Einfuhrbeschränkungen
Problemlos durch den US-Zoll

Bei der US-Zollabfertigung kommt es nicht selten zu Komplikationen. Denn viele ausländische Lieferanten oder ihre Kunden informieren sich nicht ausreichend über die im Einzelfall geltenden Einfuhrbeschränkungen. Nur wer bestimmte Regeln beachtet, entgeht den teils schmerzlichen Strafen.

KÖLN. Für ausländische Unternehmen, die Waren in die USA einführen, ist die US-Zollbehörde (Customs and Border Protection) die richtige Ansprechpartnerin. Sie ist verantwortlich für die Überwachung sämtlicher einfuhrrelevanter Regelungen. Dazu zählen neben den Zollbestimmungen die Einfuhrregelungen weiterer Bundesbehörden. Haben der Importeur und sein ausländischer Lieferant alle Bestimmungen beachtet, so verläuft die Zollabfertigung zügig und unproblematisch:

Warensendungen mit einem Wert von mehr als 2000 US-Dollar werden als „formal entry“ (Anmeldung mit formellem Zollantrag auf vorgeschriebenem Vordruck) abgefertigt. Die Zollbehörde verlangt dabei die Leistung einer Sicherheit (entry bond) in Form einer Bürgschaft oder Barzahlung. Damit sichert sie unter anderem die Zahlung der Einfuhrabgaben ab.

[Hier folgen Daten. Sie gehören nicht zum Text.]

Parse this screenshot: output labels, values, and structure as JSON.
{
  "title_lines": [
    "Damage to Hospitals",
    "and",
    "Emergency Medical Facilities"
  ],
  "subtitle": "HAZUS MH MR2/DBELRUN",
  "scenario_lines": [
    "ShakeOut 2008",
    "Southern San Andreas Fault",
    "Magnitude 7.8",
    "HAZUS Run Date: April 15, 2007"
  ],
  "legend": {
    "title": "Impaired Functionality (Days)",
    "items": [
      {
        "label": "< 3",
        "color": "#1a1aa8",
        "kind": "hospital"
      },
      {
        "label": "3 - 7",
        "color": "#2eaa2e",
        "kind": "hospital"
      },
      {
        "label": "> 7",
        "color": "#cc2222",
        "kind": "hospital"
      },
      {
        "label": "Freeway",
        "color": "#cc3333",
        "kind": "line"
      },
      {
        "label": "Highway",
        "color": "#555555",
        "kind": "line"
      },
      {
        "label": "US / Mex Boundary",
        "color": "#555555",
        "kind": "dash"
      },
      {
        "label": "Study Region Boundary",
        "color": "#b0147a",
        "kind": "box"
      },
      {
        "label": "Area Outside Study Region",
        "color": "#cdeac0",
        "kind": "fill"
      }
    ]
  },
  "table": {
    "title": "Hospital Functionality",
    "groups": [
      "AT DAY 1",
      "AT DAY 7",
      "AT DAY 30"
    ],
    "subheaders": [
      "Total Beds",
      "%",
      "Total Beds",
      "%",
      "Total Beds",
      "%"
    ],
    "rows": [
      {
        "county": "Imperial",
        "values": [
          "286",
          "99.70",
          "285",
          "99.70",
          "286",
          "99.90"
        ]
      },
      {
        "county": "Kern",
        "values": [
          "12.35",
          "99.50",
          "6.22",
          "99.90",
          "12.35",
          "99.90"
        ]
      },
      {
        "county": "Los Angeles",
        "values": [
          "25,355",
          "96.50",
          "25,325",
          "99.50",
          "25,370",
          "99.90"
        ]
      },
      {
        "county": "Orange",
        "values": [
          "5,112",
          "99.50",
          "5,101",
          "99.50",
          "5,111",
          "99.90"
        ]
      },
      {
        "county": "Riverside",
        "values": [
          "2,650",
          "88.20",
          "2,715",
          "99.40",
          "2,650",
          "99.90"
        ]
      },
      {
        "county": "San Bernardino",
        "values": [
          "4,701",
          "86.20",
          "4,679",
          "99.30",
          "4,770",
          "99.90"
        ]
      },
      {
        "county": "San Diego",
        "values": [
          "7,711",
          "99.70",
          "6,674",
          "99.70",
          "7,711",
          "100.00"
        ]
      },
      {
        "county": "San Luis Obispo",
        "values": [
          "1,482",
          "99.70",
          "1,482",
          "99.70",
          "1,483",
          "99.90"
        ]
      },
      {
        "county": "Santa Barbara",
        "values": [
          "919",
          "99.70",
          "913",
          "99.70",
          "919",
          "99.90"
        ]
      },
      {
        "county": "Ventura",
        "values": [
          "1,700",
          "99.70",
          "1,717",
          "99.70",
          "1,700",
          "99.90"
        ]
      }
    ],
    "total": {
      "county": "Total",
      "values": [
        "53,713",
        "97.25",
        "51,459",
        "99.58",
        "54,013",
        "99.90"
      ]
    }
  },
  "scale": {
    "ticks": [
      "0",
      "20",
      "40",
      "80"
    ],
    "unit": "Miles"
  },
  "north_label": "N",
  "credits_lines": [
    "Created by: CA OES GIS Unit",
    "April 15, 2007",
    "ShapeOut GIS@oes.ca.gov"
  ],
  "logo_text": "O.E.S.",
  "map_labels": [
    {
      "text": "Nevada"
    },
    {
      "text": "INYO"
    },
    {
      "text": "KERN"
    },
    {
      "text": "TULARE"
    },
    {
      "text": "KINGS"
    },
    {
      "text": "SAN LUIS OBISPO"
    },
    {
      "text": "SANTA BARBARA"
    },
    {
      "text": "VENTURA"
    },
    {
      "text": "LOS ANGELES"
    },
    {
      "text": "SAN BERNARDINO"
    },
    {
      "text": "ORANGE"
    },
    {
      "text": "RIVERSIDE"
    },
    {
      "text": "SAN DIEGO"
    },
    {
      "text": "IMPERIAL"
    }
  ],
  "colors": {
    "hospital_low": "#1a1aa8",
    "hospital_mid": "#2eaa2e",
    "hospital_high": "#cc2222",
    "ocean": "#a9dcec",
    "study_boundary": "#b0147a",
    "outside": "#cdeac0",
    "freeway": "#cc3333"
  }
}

Viele Importeure beauftragen für die Abwicklung der Zollformalitäten einen lizenzierten Zollagenten (customs broker) als Vertreter in allen zollrechtlichen Angelegenheiten. Der Zollagent unterstützt den Importeur zum Beispiel beim Erwerb einer Bürgschaftsurkunde. Er arbeitet im Allgemeinen im Datenverbund mit der Zollbehörde und kann daher die Zollabfertigung unkompliziert und zeitsparend abwickeln. Dafür benötigt er eine Handelsrechnung in dreifacher Ausfertigung und ein Frachtpapier – zum Beispiel ein Konnossement oder einen Luftfrachtbrief.

In der Praxis kommt es bei der Zollabfertigung häufig zu Komplikationen, weil ausländische Lieferanten oder ihre Kunden in den USA sich nicht ausreichend über die im Einzelfall geltenden Einfuhrbeschränkungen informiert haben. Die US-Food and Drug Administration (FDA) überwacht beispielsweise die Sicherheit von Produkten, die Strahlen absondern. Dazu zählen auch Mobiltelefone, Computermonitore, Fernsehgeräte, CD-Player, Röntgen- und Lasergeräte sowie Mikrowellenöfen. Diese Produkte müssen den US-Leistungsstandard genügen und entsprechend gekennzeichnet sein. Beachten ausländische Hersteller dies nicht, fertigt die Zollbehörde die Produkte nicht ab.

Darüber hinaus können Zollstrafen entstehen. Eine gute Absprache zwischen Lieferant und Importeur vor einem Warenversand trägt dazu bei, solche Komplikationen bereits im Vorfeld zu vermeiden.